M Ward’s album of Billie Holiday covers, Think of Spring, does away with the strings and brass of the originals and forces them through a solitary guitar. The album is intimate, as Ward’s always are, and that is borne out of the singer-songwriter’s decision to use a minimal amount of textures and studio manipulation. Think of Spring is a love letter to Holiday’s 1958 LP Lady In Satin but also to just sitting down with a guitar, playing and singing.
Ward confesses himself that Holiday was a muse to him, saying he first heard her voice, which he describes as “some other-world thing floating there on this strange mournful ocean of strings”, around 20 years ago across a San Francisco mall. From that moment, Ward was “hooked for life” and it is obvious this is a pet-project. Here, Ward leaves the compositions and lyrics well alone but instead plays around with guitar tunings (apparently ‘For Heaven’s Sake’ is in an Open B…) all the time stretching the limits of what one man and a guitar can do.

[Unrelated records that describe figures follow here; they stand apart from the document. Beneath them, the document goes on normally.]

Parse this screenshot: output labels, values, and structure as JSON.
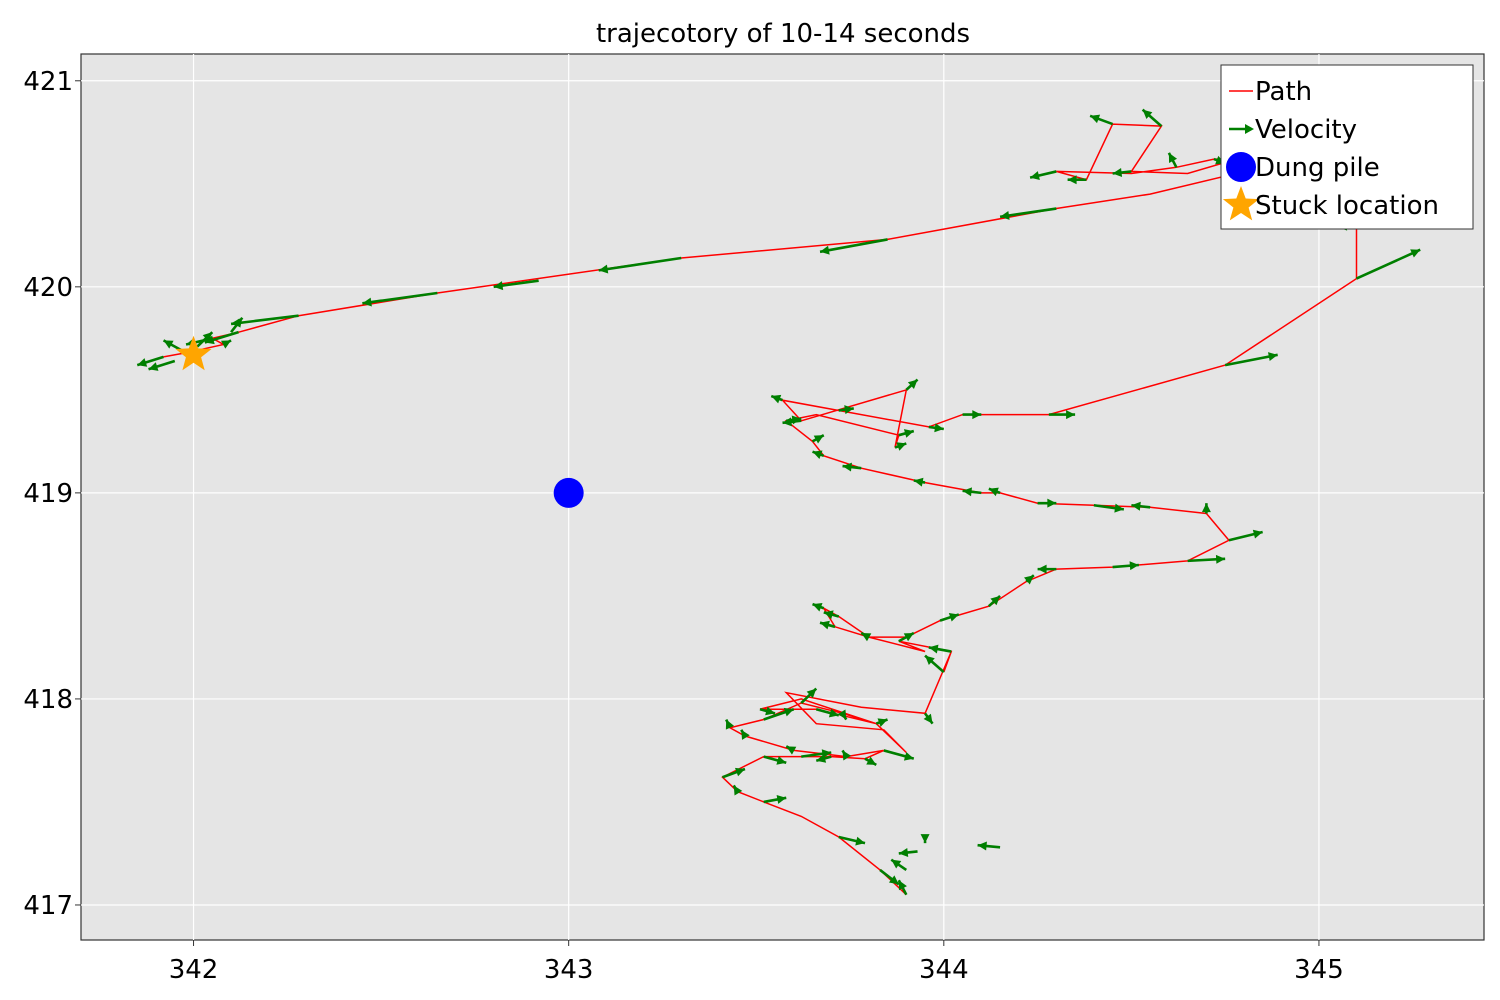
{
  "chart_data": {
    "type": "line",
    "title": "trajecotory of 10-14 seconds",
    "xlabel": "",
    "ylabel": "",
    "xlim": [
      341.7,
      345.44
    ],
    "ylim": [
      416.83,
      421.13
    ],
    "xticks": [
      342,
      343,
      344,
      345
    ],
    "yticks": [
      417,
      418,
      419,
      420,
      421
    ],
    "grid": true,
    "background": "#e5e5e5",
    "legend": {
      "position": "top-right",
      "entries": [
        {
          "label": "Path",
          "marker": "line",
          "color": "#ff0000"
        },
        {
          "label": "Velocity",
          "marker": "arrow",
          "color": "#007f00"
        },
        {
          "label": "Dung pile",
          "marker": "circle",
          "color": "#0000ff"
        },
        {
          "label": "Stuck location",
          "marker": "star",
          "color": "#ffa500"
        }
      ]
    },
    "series": [
      {
        "name": "Path",
        "color": "#ff0000",
        "points": [
          [
            343.9,
            417.05
          ],
          [
            343.83,
            417.17
          ],
          [
            343.72,
            417.33
          ],
          [
            343.62,
            417.43
          ],
          [
            343.52,
            417.5
          ],
          [
            343.45,
            417.55
          ],
          [
            343.41,
            417.62
          ],
          [
            343.52,
            417.72
          ],
          [
            343.7,
            417.72
          ],
          [
            343.79,
            417.71
          ],
          [
            343.84,
            417.75
          ],
          [
            343.74,
            417.72
          ],
          [
            343.6,
            417.75
          ],
          [
            343.47,
            417.82
          ],
          [
            343.43,
            417.86
          ],
          [
            343.52,
            417.9
          ],
          [
            343.62,
            417.98
          ],
          [
            343.73,
            417.93
          ],
          [
            343.82,
            417.88
          ],
          [
            343.66,
            417.95
          ],
          [
            343.51,
            417.95
          ],
          [
            343.62,
            418.0
          ],
          [
            343.82,
            417.88
          ],
          [
            343.9,
            417.74
          ],
          [
            343.84,
            417.85
          ],
          [
            343.66,
            417.88
          ],
          [
            343.58,
            418.03
          ],
          [
            343.78,
            417.96
          ],
          [
            343.95,
            417.93
          ],
          [
            344.02,
            418.23
          ],
          [
            344.0,
            418.13
          ],
          [
            344.02,
            418.23
          ],
          [
            343.88,
            418.28
          ],
          [
            343.95,
            418.23
          ],
          [
            343.8,
            418.3
          ],
          [
            343.71,
            418.35
          ],
          [
            343.68,
            418.44
          ],
          [
            343.72,
            418.4
          ],
          [
            343.8,
            418.3
          ],
          [
            343.9,
            418.3
          ],
          [
            343.99,
            418.38
          ],
          [
            344.12,
            418.45
          ],
          [
            344.22,
            418.57
          ],
          [
            344.3,
            418.63
          ],
          [
            344.45,
            418.64
          ],
          [
            344.65,
            418.67
          ],
          [
            344.76,
            418.77
          ],
          [
            344.7,
            418.9
          ],
          [
            344.55,
            418.93
          ],
          [
            344.4,
            418.94
          ],
          [
            344.25,
            418.95
          ],
          [
            344.15,
            419.0
          ],
          [
            344.1,
            419.0
          ],
          [
            343.95,
            419.05
          ],
          [
            343.78,
            419.12
          ],
          [
            343.68,
            419.18
          ],
          [
            343.65,
            419.25
          ],
          [
            343.58,
            419.35
          ],
          [
            343.66,
            419.38
          ],
          [
            343.88,
            419.28
          ],
          [
            343.87,
            419.22
          ],
          [
            343.9,
            419.5
          ],
          [
            343.62,
            419.35
          ],
          [
            343.57,
            419.45
          ],
          [
            343.72,
            419.4
          ],
          [
            343.96,
            419.32
          ],
          [
            344.05,
            419.38
          ],
          [
            344.28,
            419.38
          ],
          [
            344.75,
            419.62
          ],
          [
            345.1,
            420.04
          ],
          [
            345.1,
            420.3
          ],
          [
            345.05,
            420.38
          ],
          [
            344.93,
            420.48
          ],
          [
            344.78,
            420.5
          ],
          [
            344.78,
            420.62
          ],
          [
            344.65,
            420.55
          ],
          [
            344.5,
            420.56
          ],
          [
            344.58,
            420.78
          ],
          [
            344.45,
            420.79
          ],
          [
            344.38,
            420.52
          ],
          [
            344.3,
            420.56
          ],
          [
            344.5,
            420.55
          ],
          [
            344.62,
            420.58
          ],
          [
            344.72,
            420.62
          ],
          [
            344.82,
            420.62
          ],
          [
            344.78,
            420.55
          ],
          [
            344.55,
            420.45
          ],
          [
            344.3,
            420.38
          ],
          [
            344.0,
            420.28
          ],
          [
            343.85,
            420.23
          ],
          [
            343.3,
            420.14
          ],
          [
            342.65,
            419.97
          ],
          [
            342.28,
            419.86
          ],
          [
            342.12,
            419.78
          ],
          [
            342.05,
            419.75
          ],
          [
            342.08,
            419.72
          ],
          [
            341.98,
            419.68
          ],
          [
            341.92,
            419.66
          ]
        ]
      },
      {
        "name": "Velocity",
        "color": "#007f00",
        "arrows": [
          [
            343.72,
            417.33,
            343.79,
            417.3
          ],
          [
            343.83,
            417.17,
            343.88,
            417.1
          ],
          [
            343.9,
            417.05,
            343.88,
            417.12
          ],
          [
            343.9,
            417.17,
            343.86,
            417.22
          ],
          [
            343.93,
            417.26,
            343.88,
            417.25
          ],
          [
            343.95,
            417.31,
            343.95,
            417.3
          ],
          [
            344.15,
            417.28,
            344.09,
            417.29
          ],
          [
            343.52,
            417.5,
            343.58,
            417.52
          ],
          [
            343.45,
            417.55,
            343.44,
            417.58
          ],
          [
            343.41,
            417.62,
            343.47,
            417.66
          ],
          [
            343.52,
            417.72,
            343.58,
            417.69
          ],
          [
            343.62,
            417.72,
            343.7,
            417.74
          ],
          [
            343.7,
            417.72,
            343.66,
            417.7
          ],
          [
            343.79,
            417.71,
            343.82,
            417.68
          ],
          [
            343.84,
            417.75,
            343.92,
            417.71
          ],
          [
            343.74,
            417.72,
            343.73,
            417.75
          ],
          [
            343.6,
            417.75,
            343.58,
            417.77
          ],
          [
            343.47,
            417.82,
            343.46,
            417.85
          ],
          [
            343.43,
            417.86,
            343.42,
            417.9
          ],
          [
            343.52,
            417.9,
            343.6,
            417.95
          ],
          [
            343.62,
            417.98,
            343.66,
            418.05
          ],
          [
            343.73,
            417.93,
            343.74,
            417.9
          ],
          [
            343.82,
            417.88,
            343.85,
            417.9
          ],
          [
            343.66,
            417.95,
            343.72,
            417.92
          ],
          [
            343.51,
            417.95,
            343.55,
            417.93
          ],
          [
            343.95,
            417.93,
            343.97,
            417.88
          ],
          [
            344.02,
            418.23,
            343.96,
            418.25
          ],
          [
            344.0,
            418.13,
            343.95,
            418.21
          ],
          [
            343.88,
            418.28,
            343.92,
            418.32
          ],
          [
            343.8,
            418.3,
            343.78,
            418.32
          ],
          [
            343.71,
            418.35,
            343.67,
            418.37
          ],
          [
            343.68,
            418.44,
            343.65,
            418.46
          ],
          [
            343.72,
            418.4,
            343.68,
            418.42
          ],
          [
            343.99,
            418.38,
            344.04,
            418.41
          ],
          [
            344.12,
            418.45,
            344.15,
            418.5
          ],
          [
            344.22,
            418.57,
            344.24,
            418.6
          ],
          [
            344.3,
            418.63,
            344.25,
            418.63
          ],
          [
            344.45,
            418.64,
            344.52,
            418.65
          ],
          [
            344.65,
            418.67,
            344.75,
            418.68
          ],
          [
            344.76,
            418.77,
            344.85,
            418.81
          ],
          [
            344.7,
            418.9,
            344.7,
            418.95
          ],
          [
            344.55,
            418.93,
            344.5,
            418.94
          ],
          [
            344.4,
            418.94,
            344.48,
            418.92
          ],
          [
            344.25,
            418.95,
            344.3,
            418.95
          ],
          [
            344.15,
            419.0,
            344.12,
            419.02
          ],
          [
            344.1,
            419.0,
            344.05,
            419.01
          ],
          [
            343.95,
            419.05,
            343.92,
            419.06
          ],
          [
            343.78,
            419.12,
            343.73,
            419.13
          ],
          [
            343.68,
            419.18,
            343.65,
            419.2
          ],
          [
            343.65,
            419.25,
            343.68,
            419.28
          ],
          [
            343.58,
            419.35,
            343.62,
            419.36
          ],
          [
            343.88,
            419.28,
            343.92,
            419.3
          ],
          [
            343.87,
            419.22,
            343.9,
            419.24
          ],
          [
            343.9,
            419.5,
            343.93,
            419.55
          ],
          [
            343.62,
            419.35,
            343.57,
            419.34
          ],
          [
            343.57,
            419.45,
            343.54,
            419.47
          ],
          [
            343.72,
            419.4,
            343.76,
            419.41
          ],
          [
            343.96,
            419.32,
            344.0,
            419.31
          ],
          [
            344.05,
            419.38,
            344.1,
            419.38
          ],
          [
            344.28,
            419.38,
            344.35,
            419.38
          ],
          [
            344.75,
            419.62,
            344.89,
            419.67
          ],
          [
            345.1,
            420.04,
            345.27,
            420.18
          ],
          [
            345.1,
            420.3,
            345.05,
            420.29
          ],
          [
            344.78,
            420.62,
            344.75,
            420.55
          ],
          [
            344.5,
            420.56,
            344.45,
            420.55
          ],
          [
            344.58,
            420.78,
            344.53,
            420.86
          ],
          [
            344.45,
            420.79,
            344.39,
            420.83
          ],
          [
            344.38,
            420.52,
            344.33,
            420.52
          ],
          [
            344.3,
            420.56,
            344.23,
            420.53
          ],
          [
            344.62,
            420.58,
            344.6,
            420.65
          ],
          [
            344.72,
            420.62,
            344.75,
            420.6
          ],
          [
            344.3,
            420.38,
            344.15,
            420.34
          ],
          [
            343.85,
            420.23,
            343.67,
            420.17
          ],
          [
            343.3,
            420.14,
            343.08,
            420.08
          ],
          [
            342.65,
            419.97,
            342.45,
            419.92
          ],
          [
            342.92,
            420.03,
            342.8,
            420.0
          ],
          [
            342.28,
            419.86,
            342.1,
            419.82
          ],
          [
            342.12,
            419.78,
            342.03,
            419.73
          ],
          [
            342.05,
            419.75,
            341.98,
            419.72
          ],
          [
            342.08,
            419.72,
            342.1,
            419.74
          ],
          [
            341.98,
            419.68,
            341.92,
            419.74
          ],
          [
            341.92,
            419.66,
            341.85,
            419.62
          ],
          [
            342.01,
            419.71,
            342.05,
            419.78
          ],
          [
            342.1,
            419.78,
            342.13,
            419.85
          ],
          [
            341.95,
            419.64,
            341.88,
            419.6
          ]
        ]
      },
      {
        "name": "Dung pile",
        "color": "#0000ff",
        "points": [
          [
            343.0,
            419.0
          ]
        ]
      },
      {
        "name": "Stuck location",
        "color": "#ffa500",
        "points": [
          [
            342.0,
            419.67
          ]
        ]
      }
    ]
  }
}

Occasionally, he over-stretches and the songs become a tad turgid. But mostly they are engrossing homages to the originals.
Released towards the end of an incredible year, Think of Spring is a soothing presence. And even more salving is the fact that proceeds of this record will benefit various charities (specifically, Inner-City Arts, DonorsChoose and the Black Lives Fund).
However, the trouble with M Ward covering Billie Holiday is that he isn’t Billie Holiday. Nobody is. And so, these versions (whilst pleasant and inventive) are lacking something. Listening back to Holiday’s recordings, the things that make the songs great are her rasping voice and her presence, not the song’s themselves.
These are covers that are nice, if not life-changing. In short, these are covers that drive you back to the originals. If Ward’s intention was to bring attention to the brilliance of Holiday’s music, he has certainly done that, but it may be at his own cost.